L’enjeu est de taille. Une scission pourrait non seulement affaiblir la dynamique collective du Pastef, mais aussi compromettre ses ambitions électorales dans la capitale. Les observateurs s’interrogent : Sonko parviendra-t-il à rétablir l’unité rapidement ?
Les conséquences d’un conflit prolongé
Les tensions actuelles ne sont pas anodines. Elles reflètent des divergences stratégiques qui, si elles ne sont pas résolues, pourraient éloigner une partie de l’électorat dakarois.
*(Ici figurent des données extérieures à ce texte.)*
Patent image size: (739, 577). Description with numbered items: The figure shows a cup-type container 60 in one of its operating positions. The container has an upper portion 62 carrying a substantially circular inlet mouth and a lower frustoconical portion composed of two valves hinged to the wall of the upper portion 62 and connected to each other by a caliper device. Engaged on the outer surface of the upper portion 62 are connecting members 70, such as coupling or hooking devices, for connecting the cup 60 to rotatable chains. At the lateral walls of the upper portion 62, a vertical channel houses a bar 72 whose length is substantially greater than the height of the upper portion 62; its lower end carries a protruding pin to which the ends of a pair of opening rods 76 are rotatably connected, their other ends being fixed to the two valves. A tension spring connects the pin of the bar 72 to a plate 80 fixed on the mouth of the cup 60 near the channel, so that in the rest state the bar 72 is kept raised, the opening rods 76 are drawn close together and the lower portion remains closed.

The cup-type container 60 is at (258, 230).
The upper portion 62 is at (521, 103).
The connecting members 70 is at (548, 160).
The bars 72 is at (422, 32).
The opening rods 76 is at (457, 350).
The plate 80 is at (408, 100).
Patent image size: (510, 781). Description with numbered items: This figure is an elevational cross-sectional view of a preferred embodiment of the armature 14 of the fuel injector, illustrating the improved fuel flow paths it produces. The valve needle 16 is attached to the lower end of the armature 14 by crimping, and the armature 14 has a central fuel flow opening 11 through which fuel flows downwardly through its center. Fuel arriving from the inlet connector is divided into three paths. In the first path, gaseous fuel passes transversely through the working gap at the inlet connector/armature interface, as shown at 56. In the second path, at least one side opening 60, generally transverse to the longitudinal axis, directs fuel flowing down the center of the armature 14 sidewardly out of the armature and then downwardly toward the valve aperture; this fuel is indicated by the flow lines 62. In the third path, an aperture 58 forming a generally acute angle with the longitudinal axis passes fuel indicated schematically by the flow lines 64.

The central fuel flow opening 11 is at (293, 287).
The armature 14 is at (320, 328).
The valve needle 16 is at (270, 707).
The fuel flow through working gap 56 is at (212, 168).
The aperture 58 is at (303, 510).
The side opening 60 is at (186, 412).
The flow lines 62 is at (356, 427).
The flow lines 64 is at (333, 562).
Dans un contexte politique déjà marqué par des rivalités, une telle division donnerait des arguments aux adversaires du parti.
Les élections territoriales approchent, et le Pastef, qui mise sur une mobilisation citoyenne forte, ne peut se permettre de perdre en cohésion. Sonko, déjà sous pression pour ses positions sur la scène nationale, doit agir avec détermination pour éviter que cette crise interne ne s’aggrave.
Un équilibre à retrouver d’urgence
Pour sortir de cette impasse, Sonko devra faire preuve de leadership et de diplomatie. Les deux camps, Abass Fall et Khouraïchi Thiam, doivent être convaincus de l’importance de l’unité. Une médiation interne, voire une réorganisation des rôles, pourrait s’avérer nécessaire.
Le temps presse. Dans moins d’un an, les Sénégalais se rendront aux urnes, et le Pastef devra présenter un front uni pour espérer remporter des sièges à Dakar. L’avenir politique de Sonko pourrait bien se jouer dans les prochains mois.